If you look up the dictionary definition to this it says-
“the protection of oneself from harm or death.”
So is staying off the crazy juice self preservation? You can bet your bottom doughnut it is. Does alcohol cause us harm? Yes hun. Can it cause death? I’m sorry but I’ll have to answer yes hun again.
As we know, staying sober can be bloody hard. Especially at the beginning. And this is where our self preservation needs to kick in again. I quickly learnt that I need to put my sobriety first, there’s no time to people please in this instance and believe me, that is something I struggle with. So here’s a few of my SP tips…..
SAY NO TO SOCIALS YOU DON’T WANT TO GO TO – Not all, just ones you think may be tricky. I still go out and have a great time, however, I am selective (which is different from when I was drinking as I’d go out with any fecker). If it’s a mates party I will ring/text and explain and suggest something that doesn’t involve booze at a later date.
ONLY FOLLOW SOBERS ON INSTAGRAM – This will definitely not work for everyone but it works superbly for me.
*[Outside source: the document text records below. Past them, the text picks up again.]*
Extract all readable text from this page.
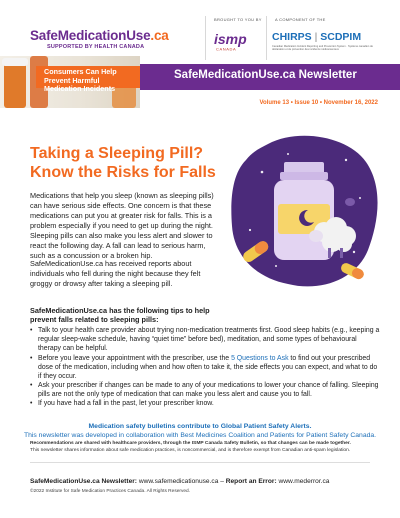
SafeMedicationUse.ca
SUPPORTED BY HEALTH CANADA
BROUGHT TO YOU BY
ismp
CANADA
A COMPONENT OF THE
CHIRPS | SCDPIM
Canadian Medication Incident Reporting and Prevention System · Système canadien de déclaration et de prévention des incidents médicamenteux
Consumers Can Help Prevent Harmful Medication Incidents
SafeMedicationUse.ca Newsletter
Volume 13 • Issue 10 • November 16, 2022
Taking a Sleeping Pill? Know the Risks for Falls

Medications that help you sleep (known as sleeping pills) can have serious side effects. One concern is that these medications can put you at greater risk for falls. This is a problem especially if you need to get up during the night. Sleeping pills can also make you less alert and slower to react the following day. A fall can lead to serious harm, such as a concussion or a broken hip.

SafeMedicationUse.ca has received reports about individuals who fell during the night because they felt groggy or drowsy after taking a sleeping pill.

SafeMedicationUse.ca has the following tips to help prevent falls related to sleeping pills:
• Talk to your health care provider about trying non-medication treatments first. Good sleep habits (e.g., keeping a regular sleep-wake schedule, having “quiet time” before bed), meditation, and some types of behavioural therapy can be helpful.
• Before you leave your appointment with the prescriber, use the 5 Questions to Ask to find out your prescribed dose of the medication, including when and how often to take it, the side effects you can expect, and what to do if they occur.
• Ask your prescriber if changes can be made to any of your medications to lower your chance of falling. Sleeping pills are not the only type of medication that can make you less alert and cause you to fall.
• If you have had a fall in the past, let your prescriber know.
Medication safety bulletins contribute to Global Patient Safety Alerts.
This newsletter was developed in collaboration with Best Medicines Coalition and Patients for Patient Safety Canada.
Recommendations are shared with healthcare providers, through the ISMP Canada Safety Bulletin, so that changes can be made together.
This newsletter shares information about safe medication practices, is noncommercial, and is therefore exempt from Canadian anti-spam legislation.
SafeMedicationUse.ca Newsletter: www.safemedicationuse.ca – Report an Error: www.mederror.ca
©2022 Institute for Safe Medication Practices Canada. All Rights Reserved.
I set up this account to talk about being sober and to connect with similar accounts and it has given me so much joy. It’s a full on sober app for me and I bloody love it. I’ve learnt so much from the sober community and will carry on doing so.
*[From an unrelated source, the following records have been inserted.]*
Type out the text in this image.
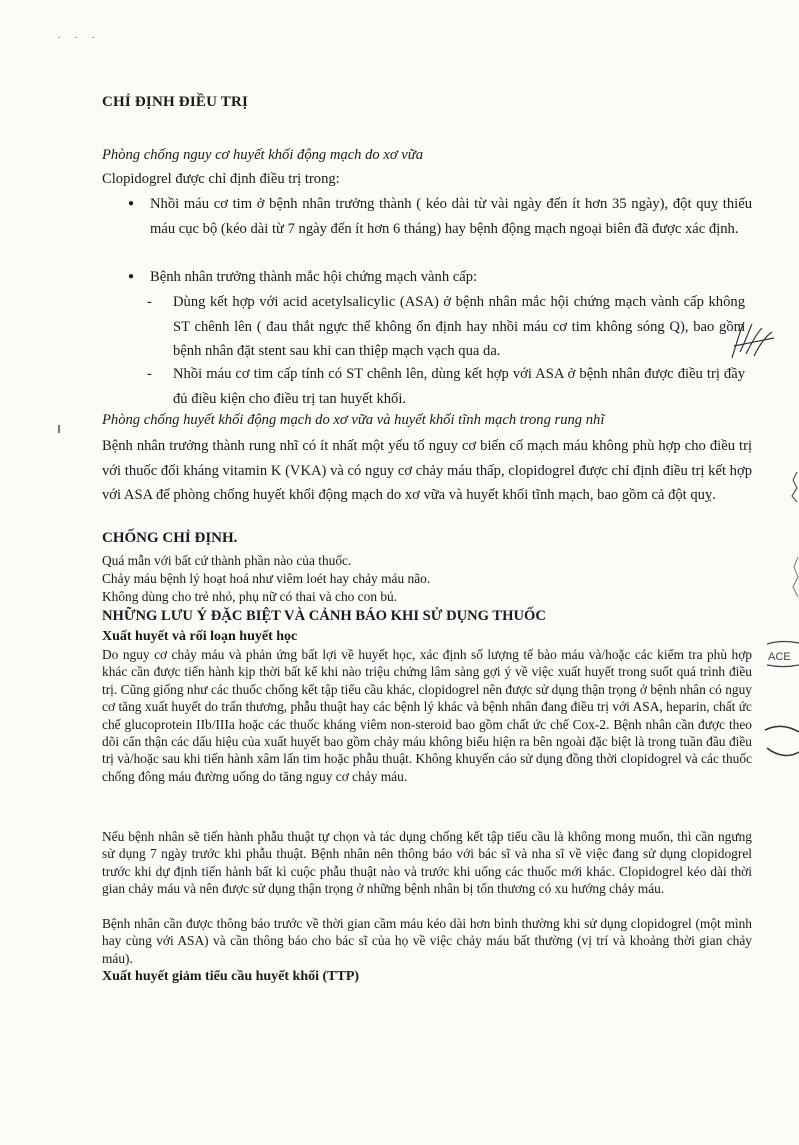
. . .
CHỈ ĐỊNH ĐIỀU TRỊ
Phòng chống nguy cơ huyết khối động mạch do xơ vữa
Clopidogrel được chỉ định điều trị trong:
● Nhồi máu cơ tim ở bệnh nhân trưởng thành ( kéo dài từ vài ngày đến ít hơn 35 ngày), đột quỵ thiếu máu cục bộ (kéo dài từ 7 ngày đến ít hơn 6 tháng) hay bệnh động mạch ngoại biên đã được xác định.
● Bệnh nhân trưởng thành mắc hội chứng mạch vành cấp:
- Dùng kết hợp với acid acetylsalicylic (ASA) ở bệnh nhân mắc hội chứng mạch vành cấp không ST chênh lên ( đau thắt ngực thể không ổn định hay nhồi máu cơ tim không sóng Q), bao gồm bệnh nhân đặt stent sau khi can thiệp mạch vạch qua da.
- Nhồi máu cơ tim cấp tính có ST chênh lên, dùng kết hợp với ASA ở bệnh nhân được điều trị đầy đủ điều kiện cho điều trị tan huyết khối.
Phòng chống huyết khối động mạch do xơ vữa và huyết khối tĩnh mạch trong rung nhĩ
Bệnh nhân trưởng thành rung nhĩ có ít nhất một yếu tố nguy cơ biến cố mạch máu không phù hợp cho điều trị với thuốc đối kháng vitamin K (VKA) và có nguy cơ chảy máu thấp, clopidogrel được chỉ định điều trị kết hợp với ASA để phòng chống huyết khối động mạch do xơ vữa và huyết khối tĩnh mạch, bao gồm cả đột quỵ.
CHỐNG CHỈ ĐỊNH.
Quá mẫn với bất cứ thành phần nào của thuốc.
Chảy máu bệnh lý hoạt hoá như viêm loét hay chảy máu não.
Không dùng cho trẻ nhỏ, phụ nữ có thai và cho con bú.
NHỮNG LƯU Ý ĐẶC BIỆT VÀ CẢNH BÁO KHI SỬ DỤNG THUỐC
Xuất huyết và rối loạn huyết học
Do nguy cơ chảy máu và phản ứng bất lợi về huyết học, xác định số lượng tế bào máu và/hoặc các kiểm tra phù hợp khác cần được tiến hành kịp thời bất kể khi nào triệu chứng lâm sàng gợi ý về việc xuất huyết trong suốt quá trình điều trị. Cũng giống như các thuốc chống kết tập tiểu cầu khác, clopidogrel nên được sử dụng thận trọng ở bệnh nhân có nguy cơ tăng xuất huyết do trấn thương, phẫu thuật hay các bệnh lý khác và bệnh nhân đang điều trị với ASA, heparin, chất ức chế glucoprotein IIb/IIIa hoặc các thuốc kháng viêm non-steroid bao gồm chất ức chế Cox-2. Bệnh nhân cần được theo dõi cẩn thận các dấu hiệu của xuất huyết bao gồm chảy máu không biểu hiện ra bên ngoài đặc biệt là trong tuần đầu điều trị và/hoặc sau khi tiến hành xâm lấn tim hoặc phẫu thuật. Không khuyến cáo sử dụng đồng thời clopidogrel và các thuốc chống đông máu đường uống do tăng nguy cơ chảy máu.
Nếu bệnh nhân sẽ tiến hành phẫu thuật tự chọn và tác dụng chống kết tập tiểu cầu là không mong muốn, thì cần ngưng sử dụng 7 ngày trước khi phẫu thuật. Bệnh nhân nên thông báo với bác sĩ và nha sĩ về việc đang sử dụng clopidogrel trước khi dự định tiến hành bất kì cuộc phẫu thuật nào và trước khi uống các thuốc mới khác. Clopidogrel kéo dài thời gian chảy máu và nên được sử dụng thận trọng ở những bệnh nhân bị tổn thương có xu hướng chảy máu.
Bệnh nhân cần được thông báo trước về thời gian cầm máu kéo dài hơn bình thường khi sử dụng clopidogrel (một mình hay cùng với ASA) và cần thông báo cho bác sĩ của họ về việc chảy máu bất thường (vị trí và khoảng thời gian chảy máu).
Xuất huyết giảm tiểu cầu huyết khối (TTP)
ACE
DON’T YEARN AFTER A POISON – Of course I still have the odd walking-past-people-drinking-and-thinking-I’d-love-a-pint sort of feeling. But then I remind myself that it is a poison. It made me very unhappy. It made me talk shit. It made me anxious. It made me ill etc etc. And then I headbutt it off it’s pedestal and back into the gutter.
RING AHEAD – If I am going out for food or to a party I’ve agreed to go to (golly, don’t I sound grand. Very Elizabeth Taylor). I will ring ahead and see if they have AF lagers. If not I have asked them to get some in and in one instance changed venue. For me they really help, so if I’m going to be around people drinking I need to self preserve.
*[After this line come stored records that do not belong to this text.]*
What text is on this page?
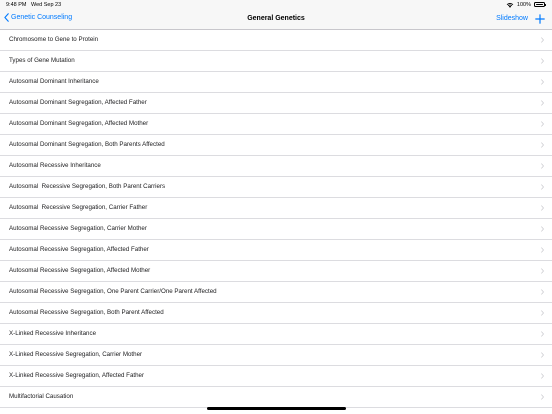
9:48 PM Wed Sep 23	100%
Genetic Counseling	General Genetics	Slideshow
Chromosome to Gene to Protein
Types of Gene Mutation
Autosomal Dominant Inheritance
Autosomal Dominant Segregation, Affected Father
Autosomal Dominant Segregation, Affected Mother
Autosomal Dominant Segregation, Both Parents Affected
Autosomal Recessive Inheritance
Autosomal  Recessive Segregation, Both Parent Carriers
Autosomal  Recessive Segregation, Carrier Father
Autosomal Recessive Segregation, Carrier Mother
Autosomal Recessive Segregation, Affected Father
Autosomal Recessive Segregation, Affected Mother
Autosomal Recessive Segregation, One Parent Carrier/One Parent Affected
Autosomal Recessive Segregation, Both Parent Affected
X-Linked Recessive Inheritance
X-Linked Recessive Segregation, Carrier Mother
X-Linked Recessive Segregation, Affected Father
Multifactorial Causation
TALK ABOUT YOUR SOBRIETY – When I first stopped drinking it consumed my every thought as much as actually drinking did. And I really needed to talk about it. Not with everyone but with people I trusted. What I didn’t have at the start was anyone who was going through the same thing. However through IG and then a BFF going sober I found it.
READ QUIT LIT & LISTEN TO SOBER PODCASTS – The books I’ve read and the podcasts I’ve listened to have been such a huge help to me. They make me shout out “me too” and “yes that makes sense” and “sorry everyone for shouting out loud”. Whenever I’ve had a wobble they’re my first port of call. But also, when I’m feeling strong too. I bloody love ‘em I do.
So that’s just a few things I do to make sure that I’m looking after myself and staying off the poison. It is so important to protect yourself and take responsibility of that self preservation as it’s no one else’s job. And it’s what helps us live a sober life that’s fucking awesome.